Het Gerechtshof bevestigt de uitspraak van de rechtbank.
Deze uitspraak is vastgesteld door mrs. H.A.J. Kroon, J.J.J. Engel en J.E.H.M. Pinckaers in tegenwoordigheid van de griffier mr. A.G. Detweiler. De beslissing is op 7 oktober 2015 in het openbaar uitgesproken.
aangetekend aan
partijen verzonden:
Zowel de belanghebbende als het daartoe bevoegde bestuursorgaan kanbinnen zes wekenna de verzenddatum van deze uitspraak beroep in cassatie instellen bij de Hoge Raad der Nederlanden. Daarbij moet het volgende in acht worden genomen:
Bij het beroepschrift wordt een kopie van deze uitspraak gevoegd.

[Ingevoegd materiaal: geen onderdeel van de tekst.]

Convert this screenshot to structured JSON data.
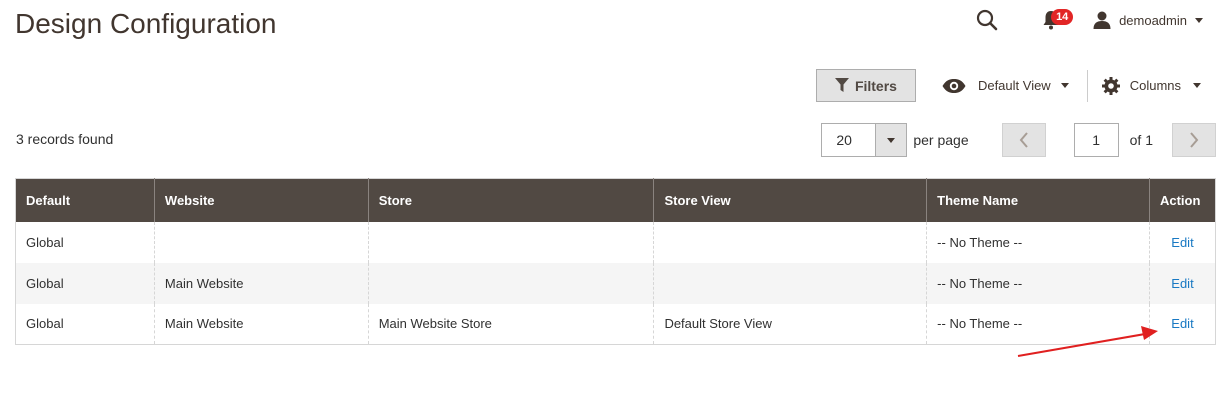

Het beroepschrift wordt ondertekend en bevat ten minste:
- de naam en het adres van de indiener;
- de dagtekening;
- de gronden van het beroep in cassatie.

Het beroepschrift moet worden gezonden aan de Hoge Raad der Nederlanden (belastingkamer), Postbus 20303, 2500 EH Den Haag.

De partij die beroep in cassatie instelt is griffierecht verschuldigd en zal daarover bericht ontvangen van de griffier van de Hoge Raad. In het cassatieberoepschrift kan worden verzocht de wederpartij te veroordelen in de proceskosten.